Пока еще толком не было интернета, она посылала мне открытки, а одно письмо, посланное, до тех встреч, в 94-м с конференции в Германии (в те годы Сорос финансировал нищих россиян), было особым, и она уже не может ни разрешить, ни запретить мне привести строки оттуда: «Когда-то после твоего отъезда я мечтала, что мы с тобой встретимся где-нибудь за границей, так как не надеялась, что ты когда-нибудь сможешь приехать в Москву. Мне всегда очень хотелось сказать тебе, как ты мне дорог, как много ты сделал, чтобы я стала такой, какая я есть. Я помню, как ты читал мне стихи, пересказывал Бунина, Набокова, Кафку. Потом, когда я перечитывала всё это, впечатление было не таким ярким. Хоть мы были с тобой очень разными, ты был по-настоящему близким мне человеком, и, наверное, единственным, кому я могла бы доверить почти всё». Всё-таки почти, не совсем всё. И кончалось письмо так: «А может быть, нам лучше не видеться и просто помолчать по телефону, как раньше. Не тоскуй, живи долго и будь счастлив. Твоя К. Ц.» Ц. означает «целую».

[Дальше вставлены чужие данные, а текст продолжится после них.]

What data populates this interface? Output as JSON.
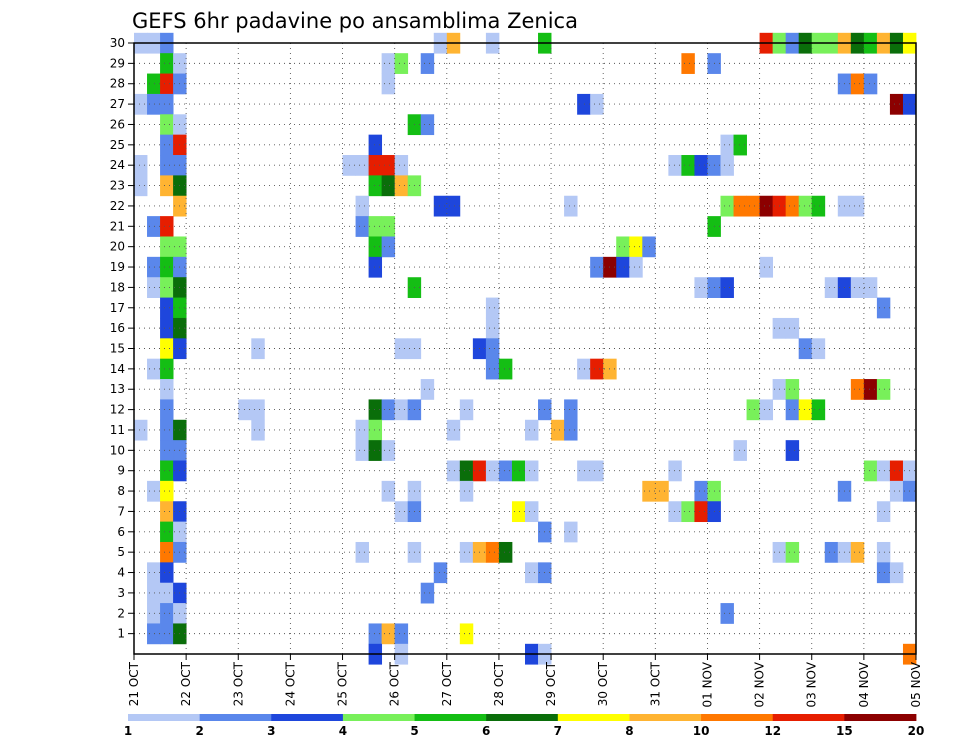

Её подруга, которая тоже училась в нашей группе, а теперь тоже преподавала в том же вузе, уже называвшемся Академией, дразнила её, что она дает поблажки какому-то студенту, потому что он похож на меня. Может быть, она меня все-таки любила? Сквозит ли в этом письме любовь? Нет, лишь нежная дружба. Может, и её было бы достаточно, чтобы прожить вместе жизнь. А я? Спрашиваю самого себя, как у Цветаевой Гамлет опускается из «Но я её любил, как сорок тысяч братьев любить не могут!» до «Но я её (недоуменно) любил?» Ведь я так и не понял, что мы с ней были очень разными, столь же разными, как мой сонет и её письмо.